I Bastille in concerto in una Chiesa (Jim Dyson/Getty Images for Hilton Honors)
in foto: I Bastille in concerto in una Chiesa (Jim Dyson/Getty Images for Hilton Honors)

La storia è questa: il paese è in lockdown da due mesi ormai, pian piano le regole si sono fatte più stringenti. Poi, a un certo punto, il Governo ha cominciato a dare indicazioni per la Fase due, quella che prevede un inizio di ritorno alla normalità. Il principio, però, resta quello della sicurezza, quindi apertura di poche attività che possano permettere al Paese di non stagnare in una crisi economica che sarà devastante, e soprattutto rispetto di tutte le norme di distanziamento sociale, anche se dovete incontrare i vostri genitori. Ovviamente è impossibile fare assembramenti e come scritto più volte, a pagarne un prezzo carissimo è stato tutto il settore degli eventi – grandi, medi o piccoli – con un incidenza enorme sulla Musica, con artisti, autori e maestranze, che hanno visto, da un giorno all'altro, crollare il mercato e che devono vivere, soprattutto, non tanto grazie agli assegni statali, come molti, ma senza alcun tipo di prospettiva.
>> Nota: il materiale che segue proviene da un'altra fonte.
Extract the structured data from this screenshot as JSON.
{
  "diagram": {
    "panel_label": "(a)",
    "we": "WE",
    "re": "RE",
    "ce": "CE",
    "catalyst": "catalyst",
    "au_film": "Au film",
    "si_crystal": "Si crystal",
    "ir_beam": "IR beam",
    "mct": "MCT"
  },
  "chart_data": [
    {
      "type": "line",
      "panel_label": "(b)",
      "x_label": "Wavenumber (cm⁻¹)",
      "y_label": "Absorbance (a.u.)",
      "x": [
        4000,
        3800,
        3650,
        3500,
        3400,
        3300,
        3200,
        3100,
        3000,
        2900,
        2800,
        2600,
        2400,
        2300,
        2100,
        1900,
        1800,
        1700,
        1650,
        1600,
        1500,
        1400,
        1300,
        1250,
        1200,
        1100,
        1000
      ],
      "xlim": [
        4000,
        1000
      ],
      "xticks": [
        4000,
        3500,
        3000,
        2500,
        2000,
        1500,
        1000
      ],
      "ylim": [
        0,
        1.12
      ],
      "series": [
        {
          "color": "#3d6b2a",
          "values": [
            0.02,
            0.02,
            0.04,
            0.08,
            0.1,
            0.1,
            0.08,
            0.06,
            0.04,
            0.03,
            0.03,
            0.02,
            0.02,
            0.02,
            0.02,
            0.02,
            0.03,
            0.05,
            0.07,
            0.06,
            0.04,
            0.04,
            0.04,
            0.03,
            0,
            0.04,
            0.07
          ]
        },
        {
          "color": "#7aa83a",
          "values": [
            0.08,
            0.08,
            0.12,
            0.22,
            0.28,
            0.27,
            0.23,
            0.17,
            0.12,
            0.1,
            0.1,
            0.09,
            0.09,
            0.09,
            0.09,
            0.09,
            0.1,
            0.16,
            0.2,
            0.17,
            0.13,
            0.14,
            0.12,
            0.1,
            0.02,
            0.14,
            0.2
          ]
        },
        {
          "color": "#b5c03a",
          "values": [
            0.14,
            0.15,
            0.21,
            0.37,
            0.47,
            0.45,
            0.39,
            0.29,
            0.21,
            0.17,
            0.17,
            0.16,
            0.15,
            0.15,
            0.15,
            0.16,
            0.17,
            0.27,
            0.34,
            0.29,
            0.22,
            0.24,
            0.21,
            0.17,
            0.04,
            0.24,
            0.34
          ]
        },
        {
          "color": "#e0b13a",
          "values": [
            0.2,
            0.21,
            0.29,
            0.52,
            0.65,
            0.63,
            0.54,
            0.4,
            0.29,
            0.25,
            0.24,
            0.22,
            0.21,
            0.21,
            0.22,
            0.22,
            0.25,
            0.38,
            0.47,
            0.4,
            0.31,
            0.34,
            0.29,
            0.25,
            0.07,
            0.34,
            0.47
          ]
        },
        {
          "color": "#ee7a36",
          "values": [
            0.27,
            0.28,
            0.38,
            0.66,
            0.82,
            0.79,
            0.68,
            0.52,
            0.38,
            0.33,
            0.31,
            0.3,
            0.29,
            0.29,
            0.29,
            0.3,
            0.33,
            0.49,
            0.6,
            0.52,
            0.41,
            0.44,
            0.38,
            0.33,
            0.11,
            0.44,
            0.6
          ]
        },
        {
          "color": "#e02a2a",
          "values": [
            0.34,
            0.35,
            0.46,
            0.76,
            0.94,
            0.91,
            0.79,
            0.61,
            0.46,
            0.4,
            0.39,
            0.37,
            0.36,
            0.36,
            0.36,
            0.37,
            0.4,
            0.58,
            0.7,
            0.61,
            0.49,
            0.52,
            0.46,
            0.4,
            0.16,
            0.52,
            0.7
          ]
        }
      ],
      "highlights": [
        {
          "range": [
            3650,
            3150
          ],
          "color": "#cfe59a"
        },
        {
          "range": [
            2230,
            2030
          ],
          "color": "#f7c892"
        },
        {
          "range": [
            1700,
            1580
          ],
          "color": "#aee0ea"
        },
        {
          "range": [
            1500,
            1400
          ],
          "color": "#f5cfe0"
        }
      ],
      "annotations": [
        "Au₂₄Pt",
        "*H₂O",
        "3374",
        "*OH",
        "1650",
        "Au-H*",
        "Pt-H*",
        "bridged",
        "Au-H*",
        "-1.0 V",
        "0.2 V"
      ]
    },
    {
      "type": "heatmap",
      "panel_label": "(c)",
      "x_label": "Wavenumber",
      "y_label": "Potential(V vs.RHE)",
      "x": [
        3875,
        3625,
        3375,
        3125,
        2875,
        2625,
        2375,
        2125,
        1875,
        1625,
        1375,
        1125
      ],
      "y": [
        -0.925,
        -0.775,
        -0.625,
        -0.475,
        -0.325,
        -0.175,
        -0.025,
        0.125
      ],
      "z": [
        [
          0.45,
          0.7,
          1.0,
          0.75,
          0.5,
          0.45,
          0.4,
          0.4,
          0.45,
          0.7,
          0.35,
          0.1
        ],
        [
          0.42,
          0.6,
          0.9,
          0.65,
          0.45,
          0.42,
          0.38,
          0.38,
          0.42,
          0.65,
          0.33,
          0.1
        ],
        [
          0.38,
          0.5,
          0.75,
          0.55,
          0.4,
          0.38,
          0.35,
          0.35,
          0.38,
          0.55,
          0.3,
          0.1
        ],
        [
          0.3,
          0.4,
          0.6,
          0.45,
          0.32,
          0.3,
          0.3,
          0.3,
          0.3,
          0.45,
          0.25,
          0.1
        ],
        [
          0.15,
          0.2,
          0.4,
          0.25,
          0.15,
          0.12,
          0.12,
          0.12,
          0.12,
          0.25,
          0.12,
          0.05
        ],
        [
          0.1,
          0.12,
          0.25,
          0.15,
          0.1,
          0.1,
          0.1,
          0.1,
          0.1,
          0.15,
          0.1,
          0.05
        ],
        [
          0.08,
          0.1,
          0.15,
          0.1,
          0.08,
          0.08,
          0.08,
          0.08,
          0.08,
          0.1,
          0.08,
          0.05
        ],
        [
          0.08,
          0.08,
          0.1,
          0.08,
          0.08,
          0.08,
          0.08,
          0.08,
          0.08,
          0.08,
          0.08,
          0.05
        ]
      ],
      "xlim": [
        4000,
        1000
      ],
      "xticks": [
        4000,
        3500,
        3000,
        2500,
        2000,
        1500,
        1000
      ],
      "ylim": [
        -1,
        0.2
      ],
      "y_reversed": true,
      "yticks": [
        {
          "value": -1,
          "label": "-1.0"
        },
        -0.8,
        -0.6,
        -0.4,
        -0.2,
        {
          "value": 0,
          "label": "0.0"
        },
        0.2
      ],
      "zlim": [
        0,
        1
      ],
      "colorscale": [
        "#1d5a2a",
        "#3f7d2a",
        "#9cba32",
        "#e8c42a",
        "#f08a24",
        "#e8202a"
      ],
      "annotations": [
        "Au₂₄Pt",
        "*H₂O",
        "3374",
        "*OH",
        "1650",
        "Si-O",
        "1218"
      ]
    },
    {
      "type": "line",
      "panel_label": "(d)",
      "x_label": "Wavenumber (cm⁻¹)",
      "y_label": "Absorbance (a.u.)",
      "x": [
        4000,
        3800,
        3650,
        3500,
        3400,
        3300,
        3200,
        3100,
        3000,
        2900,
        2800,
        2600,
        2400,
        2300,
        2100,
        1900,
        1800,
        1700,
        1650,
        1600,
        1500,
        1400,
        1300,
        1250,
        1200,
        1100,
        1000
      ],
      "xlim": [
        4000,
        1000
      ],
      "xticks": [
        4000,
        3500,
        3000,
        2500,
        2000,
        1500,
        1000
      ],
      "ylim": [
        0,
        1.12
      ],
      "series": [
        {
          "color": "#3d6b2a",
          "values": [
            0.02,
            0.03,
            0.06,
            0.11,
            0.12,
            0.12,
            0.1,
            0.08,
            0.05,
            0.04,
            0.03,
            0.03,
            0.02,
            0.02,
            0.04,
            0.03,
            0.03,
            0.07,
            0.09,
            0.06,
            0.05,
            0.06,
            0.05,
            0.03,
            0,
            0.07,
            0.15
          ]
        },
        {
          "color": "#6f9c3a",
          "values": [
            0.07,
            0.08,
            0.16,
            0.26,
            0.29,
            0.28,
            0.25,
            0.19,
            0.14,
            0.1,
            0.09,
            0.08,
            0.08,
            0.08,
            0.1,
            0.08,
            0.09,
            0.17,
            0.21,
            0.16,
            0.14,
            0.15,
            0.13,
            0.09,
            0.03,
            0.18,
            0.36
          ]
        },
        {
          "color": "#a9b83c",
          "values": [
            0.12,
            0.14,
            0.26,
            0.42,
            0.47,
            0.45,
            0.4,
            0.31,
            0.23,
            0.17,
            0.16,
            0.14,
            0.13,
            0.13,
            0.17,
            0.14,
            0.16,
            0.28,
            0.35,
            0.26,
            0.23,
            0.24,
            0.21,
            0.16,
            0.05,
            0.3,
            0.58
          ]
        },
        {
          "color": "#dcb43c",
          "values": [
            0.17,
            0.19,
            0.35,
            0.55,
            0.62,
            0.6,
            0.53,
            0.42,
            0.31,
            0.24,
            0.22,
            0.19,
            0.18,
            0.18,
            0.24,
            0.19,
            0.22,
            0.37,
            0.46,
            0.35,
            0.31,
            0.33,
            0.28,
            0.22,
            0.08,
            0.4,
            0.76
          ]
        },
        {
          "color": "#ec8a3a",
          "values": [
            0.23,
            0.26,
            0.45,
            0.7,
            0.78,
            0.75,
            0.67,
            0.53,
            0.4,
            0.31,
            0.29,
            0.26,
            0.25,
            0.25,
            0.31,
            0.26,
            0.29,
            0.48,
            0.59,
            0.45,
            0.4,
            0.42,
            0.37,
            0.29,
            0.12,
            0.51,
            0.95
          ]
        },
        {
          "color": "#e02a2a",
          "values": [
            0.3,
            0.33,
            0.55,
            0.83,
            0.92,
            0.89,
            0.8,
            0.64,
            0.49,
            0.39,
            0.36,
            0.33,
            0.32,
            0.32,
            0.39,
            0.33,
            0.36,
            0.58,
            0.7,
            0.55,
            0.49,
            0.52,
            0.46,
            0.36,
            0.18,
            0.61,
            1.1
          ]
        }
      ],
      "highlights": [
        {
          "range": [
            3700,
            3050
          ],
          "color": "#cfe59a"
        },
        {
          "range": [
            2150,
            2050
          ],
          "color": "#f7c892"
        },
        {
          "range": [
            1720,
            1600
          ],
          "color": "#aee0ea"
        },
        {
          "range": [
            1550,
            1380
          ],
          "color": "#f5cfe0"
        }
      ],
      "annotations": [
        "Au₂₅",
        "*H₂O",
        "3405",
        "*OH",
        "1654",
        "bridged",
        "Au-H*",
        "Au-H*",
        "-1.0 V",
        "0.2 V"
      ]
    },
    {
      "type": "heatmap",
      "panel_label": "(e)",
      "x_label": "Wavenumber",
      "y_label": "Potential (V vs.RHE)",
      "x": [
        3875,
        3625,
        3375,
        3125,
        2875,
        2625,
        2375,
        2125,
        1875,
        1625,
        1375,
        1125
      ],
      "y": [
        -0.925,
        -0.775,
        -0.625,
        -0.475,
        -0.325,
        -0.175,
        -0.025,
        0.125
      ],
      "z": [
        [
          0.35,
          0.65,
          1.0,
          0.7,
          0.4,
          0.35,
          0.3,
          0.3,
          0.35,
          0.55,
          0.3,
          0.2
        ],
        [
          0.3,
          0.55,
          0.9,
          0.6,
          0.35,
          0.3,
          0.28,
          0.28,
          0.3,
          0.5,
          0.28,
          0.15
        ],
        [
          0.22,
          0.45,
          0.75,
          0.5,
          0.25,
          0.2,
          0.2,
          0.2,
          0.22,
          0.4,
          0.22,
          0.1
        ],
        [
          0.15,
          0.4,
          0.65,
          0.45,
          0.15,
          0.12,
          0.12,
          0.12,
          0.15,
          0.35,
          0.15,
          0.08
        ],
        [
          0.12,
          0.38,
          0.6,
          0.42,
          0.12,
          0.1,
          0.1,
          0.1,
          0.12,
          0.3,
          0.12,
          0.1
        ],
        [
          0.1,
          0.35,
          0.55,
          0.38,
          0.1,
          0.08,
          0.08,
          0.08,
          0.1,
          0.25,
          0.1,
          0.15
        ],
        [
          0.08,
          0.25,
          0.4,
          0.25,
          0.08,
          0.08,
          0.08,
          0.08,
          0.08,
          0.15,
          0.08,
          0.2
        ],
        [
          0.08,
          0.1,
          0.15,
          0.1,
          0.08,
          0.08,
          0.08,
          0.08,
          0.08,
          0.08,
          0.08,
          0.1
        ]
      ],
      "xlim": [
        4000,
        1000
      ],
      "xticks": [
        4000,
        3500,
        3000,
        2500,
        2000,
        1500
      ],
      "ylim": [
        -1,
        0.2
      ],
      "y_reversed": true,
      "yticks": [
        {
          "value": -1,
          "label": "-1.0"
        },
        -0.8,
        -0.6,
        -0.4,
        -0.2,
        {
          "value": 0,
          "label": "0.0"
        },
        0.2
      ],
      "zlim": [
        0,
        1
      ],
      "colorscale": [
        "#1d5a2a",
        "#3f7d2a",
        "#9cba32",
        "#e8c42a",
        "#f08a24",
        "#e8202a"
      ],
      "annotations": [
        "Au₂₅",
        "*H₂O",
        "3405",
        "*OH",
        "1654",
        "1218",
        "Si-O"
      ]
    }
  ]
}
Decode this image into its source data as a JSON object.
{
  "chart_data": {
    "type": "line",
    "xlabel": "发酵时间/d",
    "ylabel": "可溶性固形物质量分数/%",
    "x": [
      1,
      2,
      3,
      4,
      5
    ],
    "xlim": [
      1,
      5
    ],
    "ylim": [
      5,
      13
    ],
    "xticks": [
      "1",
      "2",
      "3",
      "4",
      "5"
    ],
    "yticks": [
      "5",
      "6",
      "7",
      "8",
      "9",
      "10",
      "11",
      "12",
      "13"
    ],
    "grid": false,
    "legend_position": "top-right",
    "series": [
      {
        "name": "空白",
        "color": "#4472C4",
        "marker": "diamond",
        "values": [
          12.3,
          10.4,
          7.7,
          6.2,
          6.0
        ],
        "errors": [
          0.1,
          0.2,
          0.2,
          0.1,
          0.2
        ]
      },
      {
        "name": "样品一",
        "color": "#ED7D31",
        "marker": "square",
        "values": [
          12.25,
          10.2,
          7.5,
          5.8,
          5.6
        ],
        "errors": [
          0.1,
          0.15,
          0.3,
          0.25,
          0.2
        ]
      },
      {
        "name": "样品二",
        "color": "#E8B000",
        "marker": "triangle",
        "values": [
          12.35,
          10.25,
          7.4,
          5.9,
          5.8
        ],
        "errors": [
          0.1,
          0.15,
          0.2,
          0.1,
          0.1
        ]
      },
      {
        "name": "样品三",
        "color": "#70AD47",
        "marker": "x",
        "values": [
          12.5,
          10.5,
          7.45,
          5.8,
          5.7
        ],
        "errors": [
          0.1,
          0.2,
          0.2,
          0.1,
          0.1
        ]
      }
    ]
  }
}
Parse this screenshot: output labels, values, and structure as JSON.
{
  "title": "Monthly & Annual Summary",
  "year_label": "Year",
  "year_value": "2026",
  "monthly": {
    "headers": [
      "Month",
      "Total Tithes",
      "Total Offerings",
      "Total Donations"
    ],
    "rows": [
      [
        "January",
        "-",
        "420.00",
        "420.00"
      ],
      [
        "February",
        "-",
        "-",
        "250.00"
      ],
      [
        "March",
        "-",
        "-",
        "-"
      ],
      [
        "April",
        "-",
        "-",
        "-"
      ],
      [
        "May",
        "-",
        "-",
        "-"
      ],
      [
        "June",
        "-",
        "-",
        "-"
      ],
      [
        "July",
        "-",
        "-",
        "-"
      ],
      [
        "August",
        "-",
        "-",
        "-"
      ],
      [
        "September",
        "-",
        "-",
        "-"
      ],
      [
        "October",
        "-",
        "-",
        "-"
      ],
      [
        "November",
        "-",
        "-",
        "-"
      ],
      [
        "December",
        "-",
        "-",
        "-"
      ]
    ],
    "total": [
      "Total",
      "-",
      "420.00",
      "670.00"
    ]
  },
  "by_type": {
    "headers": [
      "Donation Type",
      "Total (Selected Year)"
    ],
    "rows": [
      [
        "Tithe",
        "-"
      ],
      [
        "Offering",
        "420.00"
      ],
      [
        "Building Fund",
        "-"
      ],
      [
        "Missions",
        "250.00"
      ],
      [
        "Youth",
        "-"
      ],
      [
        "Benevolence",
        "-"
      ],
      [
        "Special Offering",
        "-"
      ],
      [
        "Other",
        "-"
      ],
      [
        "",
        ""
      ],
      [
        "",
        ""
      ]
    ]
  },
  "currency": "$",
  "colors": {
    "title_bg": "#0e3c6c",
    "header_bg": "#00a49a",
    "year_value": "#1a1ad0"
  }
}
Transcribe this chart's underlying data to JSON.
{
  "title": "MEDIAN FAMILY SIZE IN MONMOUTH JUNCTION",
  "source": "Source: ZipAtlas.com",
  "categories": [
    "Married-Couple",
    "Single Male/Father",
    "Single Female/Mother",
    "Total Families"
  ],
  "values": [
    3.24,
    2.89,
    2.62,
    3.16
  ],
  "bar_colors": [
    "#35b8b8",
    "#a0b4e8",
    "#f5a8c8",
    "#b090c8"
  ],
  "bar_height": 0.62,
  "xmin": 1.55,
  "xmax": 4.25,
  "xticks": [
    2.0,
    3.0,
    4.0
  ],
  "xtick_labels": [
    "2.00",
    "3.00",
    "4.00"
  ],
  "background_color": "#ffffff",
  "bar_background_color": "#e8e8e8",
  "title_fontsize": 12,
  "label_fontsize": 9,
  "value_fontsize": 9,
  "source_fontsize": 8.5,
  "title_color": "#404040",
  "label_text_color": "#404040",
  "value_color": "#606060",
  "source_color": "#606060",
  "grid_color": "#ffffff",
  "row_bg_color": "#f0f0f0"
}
Messe sì, concerti no, un altro paradosso

Nessun tipo di concerto (giustamente, sia chiaro, dal momento che la salute è fondamentale), quindi, però, come scriveva Orwell, "Tutti gli animali sono uguali, ma alcuni sono più uguali di altri". E così a partire dal 18 maggio chi vuole potrà andare a messa. Sì, dopo che la CEI ha fatto la voce grossa contro il Governo a seguito di uno dei discorsi del Presidente del Consiglio Giuseppe Conte, la Conferenza Episcopale ha chiesto – con appoggio immediate delle destre e successivamente della quasi totalità del Parlamento – di permettere la celebrazioni. Grazie a un accordo tra le parti, ovvero Governo, Comitato tecnico scientifico e CEI, è stato trovato un accordo su un protocollo che prevede quali saranno le norme di sicurezza da adottare e che disciplina le modalità con le quali saranno officiate le funzioni religiose. L'accordo prevede che si eviti "ogni assembramento sia nell'edificio sia nei luoghi annessi, come per esempio le sacrestie e il sagrato", che si mantengano le distanze, si usino mascherine e insomma si seguano tutte le regole che evitino – o riducano al massimo – le possibilità di contagio (si eviterà lo scambio del segno di pace e le ostie saranno date evitando il contatto con i fedeli).

La roulette russa delle messe

Ovviamente resta tutto nel dubbio, ma proprio questo dubbio dovrebbe spingere le Istituzioni ha muoversi con estrema cautela, soprattutto perché sarà difficile che i protocolli di sicurezza possano essere mantenuti alla perfezione nei luoghi di culto. Sarà difficile sanificarli, ovviamente, ma anche gestire gli ingressi e le uscite e il numero chiuso: "Decine di persone, in locali vecchi e poco ventilati, con impossibilità di operare controlli o di disciplinare gli ingressi (non parliamo di supermercati) e con momenti che rendono impossibile il distanziamento sociale (l'eucarestia o la confessione, ad esempio): sono solo alcuni dei punti che sfuggono a qualunque protocollo, anche il più stringente" come scrive Adriano Biondi su Fanpage.it, parlando di vera e proprio roulette russa del Governo.

Perché non aprire i concerti

A questo punto però, la domanda è: perché non permettere lo svolgimento dei concerti in luoghi più sicuri delle Chiese come i teatri, per esempio? In barba a tutta la discussione sui drive in etc, perché non permettere di tenere concerti in alcuni luoghi? Club, bar, teatri e tutti quelli che posano sicuramente essere regolamentati molto meglio di una Chiesa. Non c'è una libertà di culto da rispettare, quindi si può decidere a piacimento quale capienza rispettare, in base all'ampiezza di un luogo, senza contare che esiste un sistema di biglietti (nominale, addirittura) già rodato, che sarebbe possibile rispettare le distanze, sanificare i locali, controllare con più facilità di quanto possa avvenire con le Chiese e soprattutto la percentuale delle persone a rischio sarebbe molto minore rispetto a quella delle messe, la cui età media è molto alta. È una provocazione, ovviamente, ma sarebbe il momento di mettere da parte convenienze e strumentalizzazioni e muoversi tutti nella stessa direzione, altrimenti la battuta viene facile: insomma, avevamo una soluzione sotto agli occhi, manca solo una CEI a farla attuare.